As stores rapidly put on more full-time and part-time staff to meet changing needs in this dynamic business environment, many payroll departments are struggling with payroll distribution demands. Issuing payroll cards can provide employees with a way to avoid going into a bank to cash a check, thus offering an additional measure of personal safety. Preloaded cards can streamline payroll and put money in the hands of employees quickly and safely.
Nearly every store has had to alter their business hours to adjust to the changing demands of this “new normal.” As a result, communicating with consumers, distributors and wholesalers has become paramount. For example, communicating with elderly and homebound customers about online shopping and delivery services may require mailing out instructions on how to use website ordering portals. Such communications, along with announcing shifting store hours, rapidly changing logistics and product availability requires printing services.

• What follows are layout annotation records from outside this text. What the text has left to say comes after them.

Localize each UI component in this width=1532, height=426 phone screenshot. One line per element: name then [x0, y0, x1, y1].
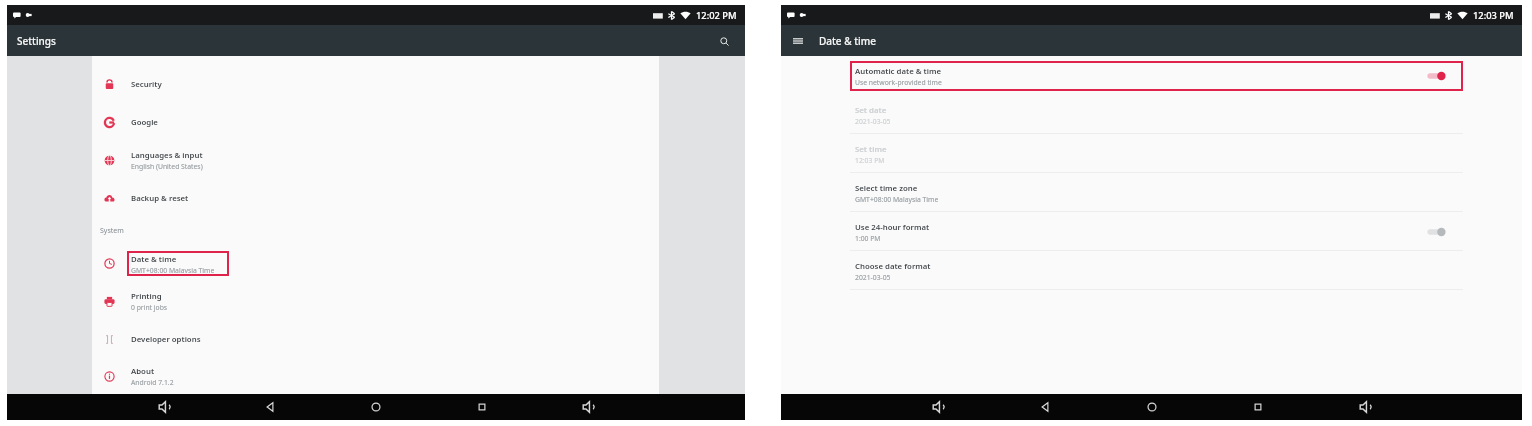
button[interactable]: Set date	[850, 95, 1463, 134]
button[interactable]: Home	[365, 396, 387, 418]
staticText: Developer options	[131, 334, 201, 345]
button[interactable]: Security	[92, 65, 659, 103]
button[interactable]: Search	[715, 32, 733, 50]
button[interactable]: Toggle on	[1427, 70, 1445, 82]
button[interactable]: Select time zone	[850, 173, 1463, 212]
staticText: Set time	[855, 144, 887, 155]
staticText: Printing	[131, 291, 162, 302]
staticText: Date & time	[131, 254, 177, 265]
staticText: Use 24-hour format	[855, 222, 930, 233]
staticText: English (United States)	[131, 162, 203, 171]
staticText: Automatic date & time	[855, 66, 941, 77]
button[interactable]: Set time	[850, 134, 1463, 173]
button[interactable]: Recents	[1247, 396, 1269, 418]
button[interactable]: Volume down	[153, 396, 175, 418]
staticText: Languages & input	[131, 150, 203, 161]
staticText: Set date	[855, 105, 887, 116]
button[interactable]: Navigation menu	[789, 32, 807, 50]
staticText: Security	[131, 79, 162, 90]
staticText: Backup & reset	[131, 193, 189, 204]
button[interactable]: Choose date format	[850, 251, 1463, 290]
staticText: System	[100, 226, 124, 236]
button[interactable]: Recents	[471, 396, 493, 418]
staticText: 0 print jobs	[131, 303, 168, 312]
staticText: GMT+08:00 Malaysia Time	[855, 195, 939, 204]
staticText: Settings	[17, 34, 56, 48]
button[interactable]: Date & time	[92, 244, 659, 282]
button[interactable]: Backup & reset	[92, 179, 659, 217]
staticText: Google	[131, 117, 158, 128]
staticText: 2021-03-05	[855, 117, 891, 126]
staticText: Choose date format	[855, 261, 931, 272]
staticText: 12:03 PM	[1473, 9, 1514, 22]
button[interactable]: Back	[1034, 396, 1056, 418]
button[interactable]: About	[92, 358, 659, 394]
staticText: 2021-03-05	[855, 273, 891, 282]
button[interactable]: Languages & input	[92, 141, 659, 179]
staticText: About	[131, 366, 155, 377]
staticText: Android 7.1.2	[131, 378, 174, 387]
button[interactable]: Use 24-hour format	[850, 212, 1463, 251]
staticText: Date & time	[819, 34, 876, 48]
staticText: 12:02 PM	[696, 9, 737, 22]
staticText: Select time zone	[855, 183, 918, 194]
button[interactable]: Printing	[92, 282, 659, 320]
button[interactable]: Volume up	[577, 396, 599, 418]
button[interactable]: Volume up	[1354, 396, 1376, 418]
button[interactable]: Toggle off	[1427, 226, 1445, 238]
button[interactable]: Google	[92, 103, 659, 141]
button[interactable]: Developer options	[92, 320, 659, 358]
staticText: Use network-provided time	[855, 78, 942, 87]
staticText: GMT+08:00 Malaysia Time	[131, 266, 215, 273]
button[interactable]: Volume down	[927, 396, 949, 418]
staticText: 12:03 PM	[855, 156, 885, 165]
button[interactable]: Home	[1141, 396, 1163, 418]
button[interactable]: Automatic date & time	[850, 56, 1463, 95]
staticText: 1:00 PM	[855, 234, 881, 243]
button[interactable]: Back	[259, 396, 281, 418]
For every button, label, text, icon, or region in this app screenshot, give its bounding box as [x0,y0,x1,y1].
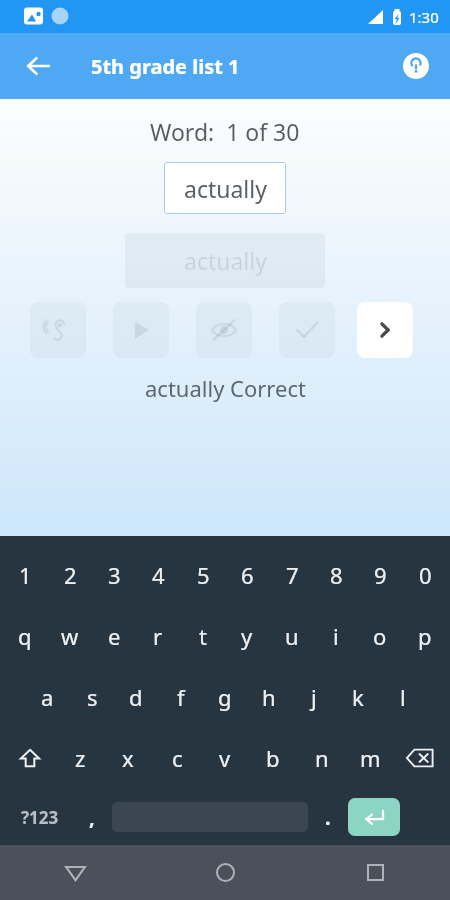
staticText: f [177,682,185,712]
button[interactable]: actually [125,233,325,288]
staticText: w [61,621,79,651]
button[interactable]: 1 [6,554,44,596]
button[interactable]: Shift [10,737,50,779]
button[interactable]: b [254,737,292,779]
button[interactable]: h [250,676,288,718]
staticText: 3 [108,560,121,590]
staticText: o [373,621,387,651]
button[interactable]: n [303,737,341,779]
button[interactable]: u [273,615,311,657]
staticText: u [285,621,299,651]
button[interactable]: 5 [184,554,222,596]
button[interactable]: 8 [317,554,355,596]
button[interactable]: 4 [139,554,177,596]
button[interactable]: Backspace [400,737,440,779]
staticText: i [333,621,339,651]
staticText: 5th grade list 1 [91,53,240,80]
button[interactable]: i [317,615,355,657]
staticText: m [360,743,381,773]
button[interactable]: p [406,615,444,657]
button[interactable]: Play [113,302,169,358]
staticText: l [400,682,406,712]
button[interactable]: o [361,615,399,657]
staticText: d [129,682,143,712]
button[interactable]: q [6,615,44,657]
button[interactable]: Back [0,845,150,900]
staticText: y [241,621,253,651]
button[interactable]: . [308,793,348,841]
staticText: 5 [197,560,210,590]
button[interactable]: j [295,676,333,718]
button[interactable]: f [162,676,200,718]
staticText: . [325,804,331,831]
button[interactable]: Home [150,845,300,900]
button[interactable]: m [351,737,389,779]
button[interactable]: , [72,793,112,841]
staticText: k [352,682,364,712]
staticText: h [262,682,276,712]
button[interactable]: a [28,676,66,718]
staticText: a [41,682,54,712]
staticText: actually [184,245,267,276]
button[interactable]: Enter [348,798,400,836]
staticText: 2 [64,560,77,590]
staticText: 1:30 [409,7,439,27]
button[interactable]: k [339,676,377,718]
button[interactable]: 0 [406,554,444,596]
button[interactable]: Check [279,302,335,358]
button[interactable]: Hear word [30,302,86,358]
staticText: Word: 1 of 30 [150,116,300,147]
staticText: 9 [374,560,387,590]
button[interactable]: w [51,615,89,657]
button[interactable]: Help [392,42,440,90]
button[interactable]: Back [14,42,62,90]
button[interactable]: Recents [300,845,450,900]
button[interactable]: Hide word [196,302,252,358]
button[interactable]: 2 [51,554,89,596]
button[interactable]: r [139,615,177,657]
staticText: c [172,743,183,773]
button[interactable]: y [228,615,266,657]
staticText: ?123 [21,806,59,829]
button[interactable]: t [184,615,222,657]
staticText: r [153,621,163,651]
staticText: 0 [419,560,432,590]
staticText: b [266,743,280,773]
button[interactable]: v [206,737,244,779]
staticText: t [199,621,207,651]
staticText: z [75,743,86,773]
staticText: s [87,682,98,712]
staticText: actually Correct [145,373,306,403]
button[interactable]: e [95,615,133,657]
staticText: n [315,743,329,773]
button[interactable]: s [73,676,111,718]
staticText: p [418,621,432,651]
staticText: e [108,621,121,651]
staticText: j [311,682,317,712]
button[interactable]: 7 [273,554,311,596]
staticText: 8 [330,560,343,590]
staticText: actually [184,173,267,204]
staticText: g [218,682,232,712]
button[interactable]: Next word [357,302,413,358]
button[interactable]: 3 [95,554,133,596]
staticText: q [18,621,32,651]
staticText: 6 [241,560,254,590]
staticText: , [89,804,95,831]
button[interactable]: 6 [228,554,266,596]
button[interactable]: actually [164,162,286,214]
staticText: 4 [152,560,165,590]
button[interactable]: l [384,676,422,718]
button[interactable]: c [158,737,196,779]
staticText: v [219,743,231,773]
button[interactable]: d [117,676,155,718]
staticText: 7 [286,560,299,590]
button[interactable]: 9 [361,554,399,596]
button[interactable]: g [206,676,244,718]
button[interactable]: ?123 [8,793,72,841]
button[interactable]: z [61,737,99,779]
staticText: 1 [19,560,32,590]
button[interactable]: x [109,737,147,779]
staticText: x [122,743,134,773]
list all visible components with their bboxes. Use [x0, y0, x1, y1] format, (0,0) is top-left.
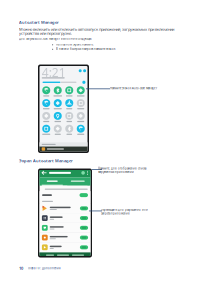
staticText: 4:21 [42, 64, 66, 80]
staticText: На главном экране нажмите [56, 43, 93, 46]
button[interactable]: Quick setting [64, 125, 75, 135]
staticText: Экран Auto-start Manager [19, 158, 73, 163]
staticText: Auto-start Manager [19, 20, 59, 25]
button[interactable]: Quick setting [40, 86, 52, 96]
staticText: 10 [19, 266, 23, 271]
button[interactable] [40, 243, 90, 252]
button[interactable]: Quick setting [75, 125, 86, 135]
staticText: В панели быстрых настроек нажмите значок [56, 47, 115, 51]
staticText: запрета приложения [101, 212, 130, 215]
button[interactable] [65, 178, 90, 186]
button[interactable]: Quick setting [64, 86, 75, 96]
button[interactable]: Quick setting [52, 112, 64, 122]
button[interactable]: Quick setting [64, 112, 75, 122]
button[interactable]: Quick setting [40, 99, 52, 109]
button[interactable] [40, 223, 90, 233]
staticText: загруженных приложений [98, 170, 134, 174]
staticText: Перемещайте для разрешения или [101, 208, 148, 212]
button[interactable] [40, 213, 90, 223]
button[interactable]: Back [42, 171, 46, 175]
button[interactable]: Quick setting [40, 125, 52, 135]
button[interactable]: Quick setting [52, 99, 64, 109]
button[interactable]: Quick setting [75, 112, 86, 122]
staticText: устройства или перезагрузке. [19, 30, 72, 36]
button[interactable]: More options [87, 171, 88, 175]
staticText: Глава 10: Дополнения [28, 266, 61, 270]
button[interactable]: Filter [81, 171, 85, 175]
button[interactable] [40, 178, 65, 186]
button[interactable] [40, 233, 90, 243]
button[interactable] [40, 204, 90, 213]
staticText: Для запуска Auto-start Manager выполните… [19, 37, 92, 40]
button[interactable]: Quick setting [52, 125, 64, 135]
staticText: Нажмите значок Auto-start Manager [110, 86, 157, 90]
staticText: Нажмите, для отображения списка [98, 167, 146, 170]
button[interactable]: Quick setting [64, 99, 75, 109]
staticText: Можно включить или отключить автозапуск … [19, 26, 174, 32]
button[interactable]: Quick setting [75, 86, 86, 96]
button[interactable] [40, 191, 90, 199]
button[interactable]: Quick setting [40, 112, 52, 122]
button[interactable]: Quick setting [52, 86, 64, 96]
button[interactable]: Quick setting [75, 99, 86, 109]
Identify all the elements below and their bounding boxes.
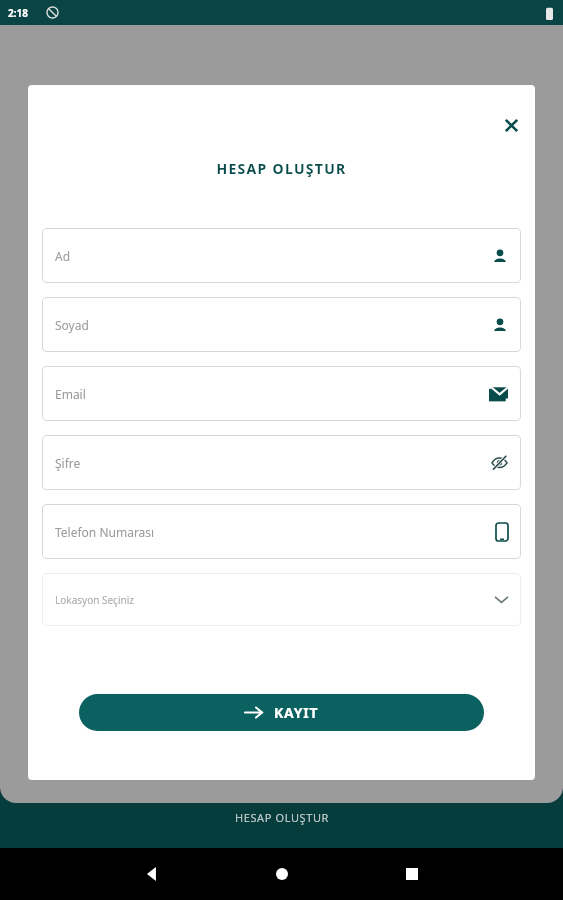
button[interactable]: Son uygulamalar [347,848,477,900]
staticText: Şifre [55,455,81,471]
button[interactable]: Geri [87,848,217,900]
button[interactable]: Şifre [42,435,521,490]
staticText: KAYIT [274,703,319,722]
staticText: Email [55,386,86,402]
button[interactable]: Kapat [495,109,527,141]
staticText: Soyad [55,317,89,333]
staticText: Ad [55,248,71,264]
button[interactable]: Soyad [42,297,521,352]
staticText: HESAP OLUŞTUR [28,159,535,178]
staticText: HESAP OLUŞTUR [235,810,329,825]
staticText: Lokasyon Seçiniz [55,593,134,607]
staticText: 2:18 [8,6,28,20]
button[interactable]: Ad [42,228,521,283]
staticText: Telefon Numarası [55,524,155,540]
button[interactable]: Ana ekran [217,848,347,900]
button[interactable]: Email [42,366,521,421]
button[interactable]: Telefon Numarası [42,504,521,559]
button[interactable]: Lokasyon Seçiniz [42,573,521,626]
button[interactable]: KAYIT [79,694,484,731]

While stores are doing their level best to get through the current challenges, thinking about putting processes in place for the future is not a bad idea. Numerous stores have struggled to keep sufficient cash on hand with the unusually large volume of traffic in the early days of the crisis. Cash pick ups and deliveries have not been able to keep up with demand. Advanced cash and logistics solutions offer a means for future proofing stores and ensuring enough cash is always available when needed. Grocery stores may need to consider services that offer smart safes, teller cash recyclers and other automated devices that enable stores to continuously remain stocked with optimal cash levels.
The grocery industry is in the spotlight more so than at any other time in our nation’s history. Stores and their partners are under tremendous pressure to ensure the continuity of the nation’s food supply chain. A grateful country is deeply appreciative of the herculean efforts being made on their behalf.